Процесс ложной атрибуции, конечно, не случаен. У аудитории есть готовые стереотипы о других народных дьяволах, на которые можно опереться, и, как в случае с расовыми клише, имеется готовый составной образ, на котором можно построить новую картину. Этот составной образ в значительной степени базируется на фольклорных элементах, таких как тедди-бои, комплекс Джеймса Дина – Марлона Брандо, банды «Вестсайдской истории» и т. д. Как и в случае с расовыми стереотипами, между составляющими отсутствует необходимая логическая связь; клише часто противоречат сами себе[115]. То есть евреи навязчивы, но в то же время замкнуты; негры ленивы и инертны, но в то же время агрессивны и напористы; моды грязны и неряшливы, но также одеты с лоском; они агрессивны и лопаются от чувства собственной силы и важности, но в то же время трусливы. Образ рационализирует определенное объяснение или направленность действия; если противоположный образ воспринимается как более подходящий, то он с легкостью вводится в оборот. Эти образы достаточно мобильны, так что их даже удалось использовать одновременно – в заголовке Daily Mainame = "note" «Пусть и одетые с иголочки, бодрые и опрятные, они – крысиная стая».
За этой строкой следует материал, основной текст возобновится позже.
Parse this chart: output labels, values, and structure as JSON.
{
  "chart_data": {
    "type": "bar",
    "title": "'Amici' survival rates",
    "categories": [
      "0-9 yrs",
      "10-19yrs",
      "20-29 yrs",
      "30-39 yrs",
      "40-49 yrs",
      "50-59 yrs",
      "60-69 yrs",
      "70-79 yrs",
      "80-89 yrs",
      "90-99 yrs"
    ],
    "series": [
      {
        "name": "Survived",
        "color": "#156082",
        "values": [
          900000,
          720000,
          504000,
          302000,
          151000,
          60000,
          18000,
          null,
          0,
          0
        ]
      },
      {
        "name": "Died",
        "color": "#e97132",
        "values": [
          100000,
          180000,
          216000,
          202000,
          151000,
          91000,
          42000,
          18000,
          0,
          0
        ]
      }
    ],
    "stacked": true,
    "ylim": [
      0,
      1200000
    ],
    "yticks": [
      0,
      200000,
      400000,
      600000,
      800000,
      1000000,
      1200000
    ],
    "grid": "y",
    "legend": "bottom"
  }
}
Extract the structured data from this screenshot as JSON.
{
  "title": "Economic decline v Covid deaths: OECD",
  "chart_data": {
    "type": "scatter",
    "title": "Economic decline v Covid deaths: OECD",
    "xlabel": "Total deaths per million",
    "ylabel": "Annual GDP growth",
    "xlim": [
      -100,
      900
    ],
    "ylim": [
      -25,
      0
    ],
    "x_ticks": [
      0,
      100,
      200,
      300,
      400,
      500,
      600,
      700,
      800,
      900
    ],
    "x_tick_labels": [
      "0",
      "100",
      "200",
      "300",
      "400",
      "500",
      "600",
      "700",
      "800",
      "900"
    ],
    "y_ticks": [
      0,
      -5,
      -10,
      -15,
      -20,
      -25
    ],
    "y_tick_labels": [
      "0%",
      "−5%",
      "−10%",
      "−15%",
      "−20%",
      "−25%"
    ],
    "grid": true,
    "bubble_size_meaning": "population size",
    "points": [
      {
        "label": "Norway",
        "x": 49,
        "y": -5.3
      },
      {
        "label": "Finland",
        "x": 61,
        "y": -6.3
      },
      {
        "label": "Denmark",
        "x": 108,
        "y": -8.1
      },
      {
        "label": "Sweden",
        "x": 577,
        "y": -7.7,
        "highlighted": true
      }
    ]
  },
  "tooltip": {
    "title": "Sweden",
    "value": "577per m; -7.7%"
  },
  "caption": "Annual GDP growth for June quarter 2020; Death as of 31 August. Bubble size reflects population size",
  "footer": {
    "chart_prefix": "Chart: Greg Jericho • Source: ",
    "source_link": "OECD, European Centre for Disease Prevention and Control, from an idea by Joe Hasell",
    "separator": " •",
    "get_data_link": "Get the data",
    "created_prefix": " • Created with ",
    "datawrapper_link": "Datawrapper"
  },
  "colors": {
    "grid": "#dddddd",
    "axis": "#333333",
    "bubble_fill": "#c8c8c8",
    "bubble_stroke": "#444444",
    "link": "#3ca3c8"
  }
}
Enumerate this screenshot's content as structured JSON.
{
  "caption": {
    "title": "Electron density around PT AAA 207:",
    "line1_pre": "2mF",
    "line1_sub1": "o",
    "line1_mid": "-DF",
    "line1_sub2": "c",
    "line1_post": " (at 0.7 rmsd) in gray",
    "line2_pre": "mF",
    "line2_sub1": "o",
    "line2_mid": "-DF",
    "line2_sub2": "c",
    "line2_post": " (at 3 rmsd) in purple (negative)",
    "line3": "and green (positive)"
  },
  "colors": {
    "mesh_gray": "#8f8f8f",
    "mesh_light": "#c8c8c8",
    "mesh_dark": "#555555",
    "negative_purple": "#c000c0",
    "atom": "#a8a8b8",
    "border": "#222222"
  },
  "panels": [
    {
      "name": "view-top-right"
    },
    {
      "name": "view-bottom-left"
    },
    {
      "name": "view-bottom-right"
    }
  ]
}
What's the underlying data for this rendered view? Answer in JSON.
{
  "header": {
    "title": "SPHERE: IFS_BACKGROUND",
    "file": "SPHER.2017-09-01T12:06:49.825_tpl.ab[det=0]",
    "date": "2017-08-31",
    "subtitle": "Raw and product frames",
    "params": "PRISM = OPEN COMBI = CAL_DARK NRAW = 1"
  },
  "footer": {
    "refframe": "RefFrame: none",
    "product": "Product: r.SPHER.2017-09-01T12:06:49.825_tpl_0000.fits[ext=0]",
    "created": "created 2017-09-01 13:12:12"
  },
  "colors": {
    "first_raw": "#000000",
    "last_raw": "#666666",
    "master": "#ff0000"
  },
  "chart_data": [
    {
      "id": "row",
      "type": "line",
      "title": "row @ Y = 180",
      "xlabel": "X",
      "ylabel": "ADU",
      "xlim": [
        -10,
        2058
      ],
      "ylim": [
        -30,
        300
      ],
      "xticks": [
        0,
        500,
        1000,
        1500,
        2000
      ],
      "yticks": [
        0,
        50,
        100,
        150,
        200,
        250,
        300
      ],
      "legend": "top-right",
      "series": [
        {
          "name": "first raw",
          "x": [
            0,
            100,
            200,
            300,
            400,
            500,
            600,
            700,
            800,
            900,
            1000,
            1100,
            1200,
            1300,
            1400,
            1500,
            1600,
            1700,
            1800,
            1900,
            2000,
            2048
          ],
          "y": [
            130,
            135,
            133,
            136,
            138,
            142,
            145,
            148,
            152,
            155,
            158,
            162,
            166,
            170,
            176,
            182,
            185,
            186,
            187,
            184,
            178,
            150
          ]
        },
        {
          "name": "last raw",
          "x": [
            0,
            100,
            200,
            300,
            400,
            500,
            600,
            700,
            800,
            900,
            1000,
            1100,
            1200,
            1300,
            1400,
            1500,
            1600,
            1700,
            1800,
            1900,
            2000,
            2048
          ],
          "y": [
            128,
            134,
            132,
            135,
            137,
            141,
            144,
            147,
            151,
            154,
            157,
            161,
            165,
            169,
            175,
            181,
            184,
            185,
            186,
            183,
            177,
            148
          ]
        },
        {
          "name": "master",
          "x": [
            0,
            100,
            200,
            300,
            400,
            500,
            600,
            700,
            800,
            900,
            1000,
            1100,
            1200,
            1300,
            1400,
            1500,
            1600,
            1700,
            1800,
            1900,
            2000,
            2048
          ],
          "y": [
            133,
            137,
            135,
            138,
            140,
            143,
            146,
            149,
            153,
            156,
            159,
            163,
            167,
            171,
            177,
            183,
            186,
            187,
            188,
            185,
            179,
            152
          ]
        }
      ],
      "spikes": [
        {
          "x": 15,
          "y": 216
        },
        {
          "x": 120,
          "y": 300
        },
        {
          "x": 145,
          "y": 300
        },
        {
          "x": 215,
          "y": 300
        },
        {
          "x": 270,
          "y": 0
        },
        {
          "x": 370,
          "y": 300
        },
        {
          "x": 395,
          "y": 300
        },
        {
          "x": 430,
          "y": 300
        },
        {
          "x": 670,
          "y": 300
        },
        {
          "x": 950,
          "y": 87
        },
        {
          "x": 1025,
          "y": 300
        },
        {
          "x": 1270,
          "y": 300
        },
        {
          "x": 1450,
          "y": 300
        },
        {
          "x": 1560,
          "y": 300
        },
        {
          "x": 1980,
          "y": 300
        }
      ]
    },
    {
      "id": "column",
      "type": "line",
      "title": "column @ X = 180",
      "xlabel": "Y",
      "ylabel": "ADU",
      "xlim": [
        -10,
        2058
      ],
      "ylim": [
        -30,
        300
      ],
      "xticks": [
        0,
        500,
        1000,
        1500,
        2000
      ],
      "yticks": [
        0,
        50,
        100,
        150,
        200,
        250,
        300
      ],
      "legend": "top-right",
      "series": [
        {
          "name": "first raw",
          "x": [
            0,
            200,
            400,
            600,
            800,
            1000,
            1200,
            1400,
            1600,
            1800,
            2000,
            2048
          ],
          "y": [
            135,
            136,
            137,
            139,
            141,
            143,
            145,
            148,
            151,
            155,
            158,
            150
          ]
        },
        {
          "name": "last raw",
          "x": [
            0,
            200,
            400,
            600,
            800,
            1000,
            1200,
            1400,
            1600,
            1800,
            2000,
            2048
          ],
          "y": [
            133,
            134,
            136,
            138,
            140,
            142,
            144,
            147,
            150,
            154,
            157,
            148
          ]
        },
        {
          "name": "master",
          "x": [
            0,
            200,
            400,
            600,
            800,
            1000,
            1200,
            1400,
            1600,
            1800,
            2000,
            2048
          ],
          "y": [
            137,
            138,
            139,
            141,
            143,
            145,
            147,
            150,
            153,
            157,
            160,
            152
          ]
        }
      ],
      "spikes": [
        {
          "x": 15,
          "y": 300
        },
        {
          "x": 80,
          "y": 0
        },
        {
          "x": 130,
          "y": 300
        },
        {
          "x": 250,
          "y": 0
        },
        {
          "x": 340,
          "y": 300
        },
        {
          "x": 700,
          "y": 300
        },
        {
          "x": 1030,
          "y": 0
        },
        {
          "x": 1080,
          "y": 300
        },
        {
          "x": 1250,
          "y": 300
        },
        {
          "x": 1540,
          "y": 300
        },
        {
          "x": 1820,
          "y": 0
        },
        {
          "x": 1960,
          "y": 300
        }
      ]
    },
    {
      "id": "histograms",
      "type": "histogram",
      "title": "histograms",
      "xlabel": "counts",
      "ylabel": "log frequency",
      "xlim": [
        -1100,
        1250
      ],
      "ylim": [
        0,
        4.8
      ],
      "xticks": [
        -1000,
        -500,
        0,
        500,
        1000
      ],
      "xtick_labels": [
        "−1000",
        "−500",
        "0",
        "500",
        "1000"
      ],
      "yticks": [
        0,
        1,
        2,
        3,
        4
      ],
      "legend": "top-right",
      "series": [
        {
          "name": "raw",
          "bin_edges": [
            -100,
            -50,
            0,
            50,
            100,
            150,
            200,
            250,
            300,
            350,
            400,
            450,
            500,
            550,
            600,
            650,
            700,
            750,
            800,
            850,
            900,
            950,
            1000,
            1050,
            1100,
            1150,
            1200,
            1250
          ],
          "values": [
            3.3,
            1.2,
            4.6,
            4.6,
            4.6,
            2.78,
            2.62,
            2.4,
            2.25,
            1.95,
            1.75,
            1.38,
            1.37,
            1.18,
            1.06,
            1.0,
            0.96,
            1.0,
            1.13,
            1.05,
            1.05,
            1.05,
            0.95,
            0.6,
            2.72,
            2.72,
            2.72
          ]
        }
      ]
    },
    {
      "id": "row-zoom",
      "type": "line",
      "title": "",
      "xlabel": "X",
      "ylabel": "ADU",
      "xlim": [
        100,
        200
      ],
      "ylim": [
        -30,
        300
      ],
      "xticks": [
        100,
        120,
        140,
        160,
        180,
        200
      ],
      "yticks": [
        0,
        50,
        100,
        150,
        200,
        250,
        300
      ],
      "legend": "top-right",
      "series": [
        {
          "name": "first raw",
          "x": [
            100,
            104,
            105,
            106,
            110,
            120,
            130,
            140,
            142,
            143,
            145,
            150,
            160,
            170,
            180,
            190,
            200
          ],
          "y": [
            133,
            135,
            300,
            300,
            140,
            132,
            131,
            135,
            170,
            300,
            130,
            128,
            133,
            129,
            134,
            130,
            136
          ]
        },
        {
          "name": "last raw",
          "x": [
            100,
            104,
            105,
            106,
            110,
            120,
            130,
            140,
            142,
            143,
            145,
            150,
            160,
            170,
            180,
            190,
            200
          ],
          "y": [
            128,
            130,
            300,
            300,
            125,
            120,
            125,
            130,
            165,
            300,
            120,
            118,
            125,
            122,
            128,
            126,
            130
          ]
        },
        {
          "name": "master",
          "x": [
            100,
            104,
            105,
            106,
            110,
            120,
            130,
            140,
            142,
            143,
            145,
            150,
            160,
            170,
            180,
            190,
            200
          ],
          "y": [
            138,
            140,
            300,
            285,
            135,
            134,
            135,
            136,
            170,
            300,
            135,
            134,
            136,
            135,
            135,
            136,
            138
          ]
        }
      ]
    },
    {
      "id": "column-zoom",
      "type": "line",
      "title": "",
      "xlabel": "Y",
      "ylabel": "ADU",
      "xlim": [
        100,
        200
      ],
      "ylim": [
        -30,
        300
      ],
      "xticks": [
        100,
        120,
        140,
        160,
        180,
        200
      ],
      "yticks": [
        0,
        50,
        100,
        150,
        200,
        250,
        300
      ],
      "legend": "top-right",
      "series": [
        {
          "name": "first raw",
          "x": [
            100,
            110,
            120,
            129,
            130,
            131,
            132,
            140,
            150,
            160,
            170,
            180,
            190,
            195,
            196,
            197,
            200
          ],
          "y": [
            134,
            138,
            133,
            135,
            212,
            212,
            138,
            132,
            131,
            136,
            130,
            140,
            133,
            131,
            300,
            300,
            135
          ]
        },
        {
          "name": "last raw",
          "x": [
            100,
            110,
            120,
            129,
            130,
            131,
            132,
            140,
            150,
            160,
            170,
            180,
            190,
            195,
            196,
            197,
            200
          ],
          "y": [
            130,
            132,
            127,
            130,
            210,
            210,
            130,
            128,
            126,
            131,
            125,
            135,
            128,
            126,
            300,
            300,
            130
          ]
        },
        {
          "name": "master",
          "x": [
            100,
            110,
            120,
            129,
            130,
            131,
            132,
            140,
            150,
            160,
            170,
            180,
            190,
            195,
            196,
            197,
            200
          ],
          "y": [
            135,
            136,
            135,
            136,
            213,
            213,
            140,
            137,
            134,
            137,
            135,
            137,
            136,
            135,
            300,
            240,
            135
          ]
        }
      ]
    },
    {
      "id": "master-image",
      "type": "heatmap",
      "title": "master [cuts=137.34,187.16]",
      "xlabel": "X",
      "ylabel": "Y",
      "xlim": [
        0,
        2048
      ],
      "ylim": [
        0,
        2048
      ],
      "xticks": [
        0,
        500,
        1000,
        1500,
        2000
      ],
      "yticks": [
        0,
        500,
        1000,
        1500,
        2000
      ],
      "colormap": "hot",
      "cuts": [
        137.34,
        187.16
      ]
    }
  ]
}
Зажиточная молодежь. Чек на 75 фунтов стерлингов. Установки и мнения часто подкрепляются легендами и мифами. Так, тезис о нецивилизованной природе иммигрантов иллюстрируется историей о пустых консервных банках из-под кошачьего корма в мусорных баках индийских ресторанов, а подростковая сексуальная распущенность – рассказом о школе, где ученицы, потерявшие девственность, носят особый значок.

Пожалуй, самым распространенным сюжетом про модов и рокеров была история о юноше, который обещал выписать чек на 75 фунтов стерлингов (см. с. 94 наст, изд.). Хотя ознакомление публики с этой историей заняло некоторое время, ее продолжали цитировать еще четыре года после «события». Мотив достатка – один из самых мощных и убедительных в образе модов и рокеров, он основан на более общем стереотипе подростковой зажиточности и служит рационализацией широко распространенного убеждения, что «штрафы им не повредят». Этот установочный мотив никуда бы не делся, даже будь мифические элементы в истории с чеком на 75 фунтов стерлингов и их вариации раскрыты и опровергнуты.